Often, SMSF trustees will get caught in these situations when they hit age 60, the director said.

“Some trustees think, ‘Well, I’m 60 years old, so I can take my super’. Well, it’s not quite that simple,” Mr Forsyth cautioned.

“If you’re 65, then it’s fine, but at 60, its tax-free if it’s legitimate, but it’s taxable if you haven’t met a full condition of release and you take more than 10 per cent out of a TRIS. So, there are some traps out there and some care is needed.”

The rules

Superannuation members in a taxed super fund can, generally, make lump sum withdrawals passed the age of 60 tax-free.

However, if the member is younger than 65, they must satisfy one of the conditions of release.

According to the ATO website, common conditions of release are if the member reaches preservation age and, importantly, retires; has reached preservation age and begun a transition-to-retirement income stream; stopped employment on or after the age of 60; is 65 years old or has died.

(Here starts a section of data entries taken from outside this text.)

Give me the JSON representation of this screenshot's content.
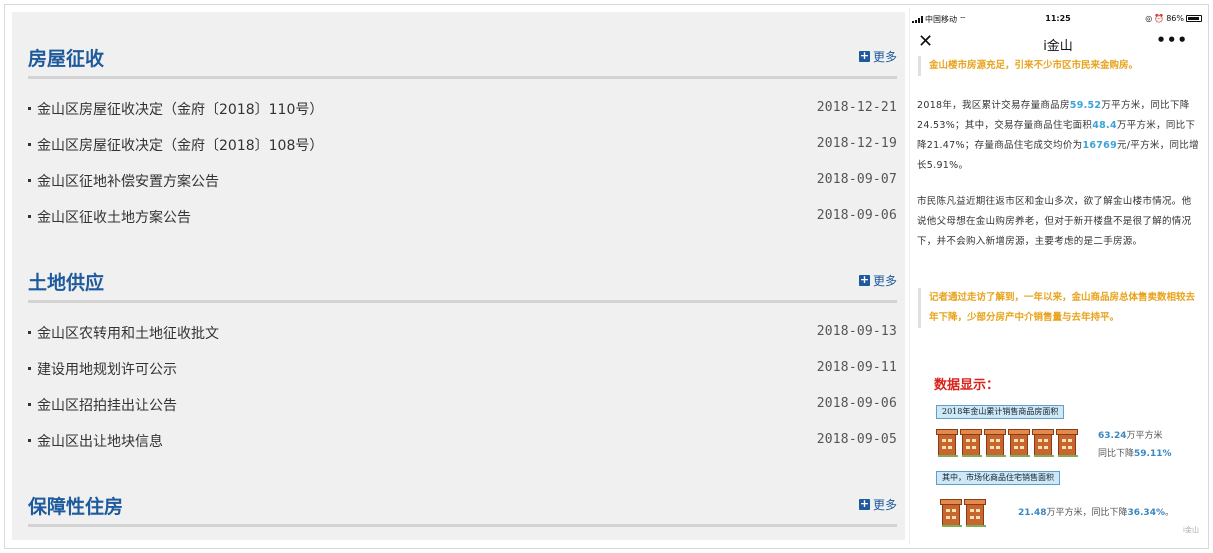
{
  "sections": [
    {
      "title": "房屋征收",
      "more": "更多",
      "items": [
        {
          "text": "金山区房屋征收决定（金府〔2018〕110号）",
          "date": "2018-12-21"
        },
        {
          "text": "金山区房屋征收决定（金府〔2018〕108号）",
          "date": "2018-12-19"
        },
        {
          "text": "金山区征地补偿安置方案公告",
          "date": "2018-09-07"
        },
        {
          "text": "金山区征收土地方案公告",
          "date": "2018-09-06"
        }
      ]
    },
    {
      "title": "土地供应",
      "more": "更多",
      "items": [
        {
          "text": "金山区农转用和土地征收批文",
          "date": "2018-09-13"
        },
        {
          "text": "建设用地规划许可公示",
          "date": "2018-09-11"
        },
        {
          "text": "金山区招拍挂出让公告",
          "date": "2018-09-06"
        },
        {
          "text": "金山区出让地块信息",
          "date": "2018-09-05"
        }
      ]
    },
    {
      "title": "保障性住房",
      "more": "更多",
      "items": []
    }
  ],
  "phone": {
    "status": {
      "carrier": "中国移动",
      "time": "11:25",
      "battery": "86%"
    },
    "nav_title": "i金山",
    "quote1": "金山楼市房源充足，引来不少市区市民来金购房。",
    "para1": {
      "t1": "2018年，我区累计交易存量商品房",
      "v1": "59.52",
      "t2": "万平方米，同比下降24.53%；其中，交易存量商品住宅面积",
      "v2": "48.4",
      "t3": "万平方米，同比下降21.47%；存量商品住宅成交均价为",
      "v3": "16769",
      "t4": "元/平方米，同比增长5.91%。"
    },
    "para2": "市民陈凡益近期往返市区和金山多次，欲了解金山楼市情况。他说他父母想在金山购房养老，但对于新开楼盘不是很了解的情况下，并不会购入新增房源，主要考虑的是二手房源。",
    "quote2": "记者通过走访了解到，一年以来，金山商品房总体售卖数相较去年下降，少部分房产中介销售量与去年持平。",
    "data_title": "数据显示：",
    "tag1": "2018年金山累计销售商品房面积",
    "stat1": {
      "value": "63.24",
      "unit": "万平方米",
      "pre": "同比下降",
      "pct": "59.11%"
    },
    "tag2": "其中，市场化商品住宅销售面积",
    "stat2": {
      "value": "21.48",
      "unit": "万平方米，同比下降",
      "pct": "36.34%",
      "tail": "。"
    },
    "watermark": "i金山"
  }
}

Other special circumstances, such as the termination of gainful employment; permanent or temporary incapacity; severe financial hardship; compassionate grounds or a terminal medical condition could see the member eligible to withdraw at least part of their super benefits.

If you are withdrawing a lump sum from your superannuation before the age of 60, the sum will be taxed at 22 per cent (including Medicare Levy) or your marginal tax rate, whichever is less.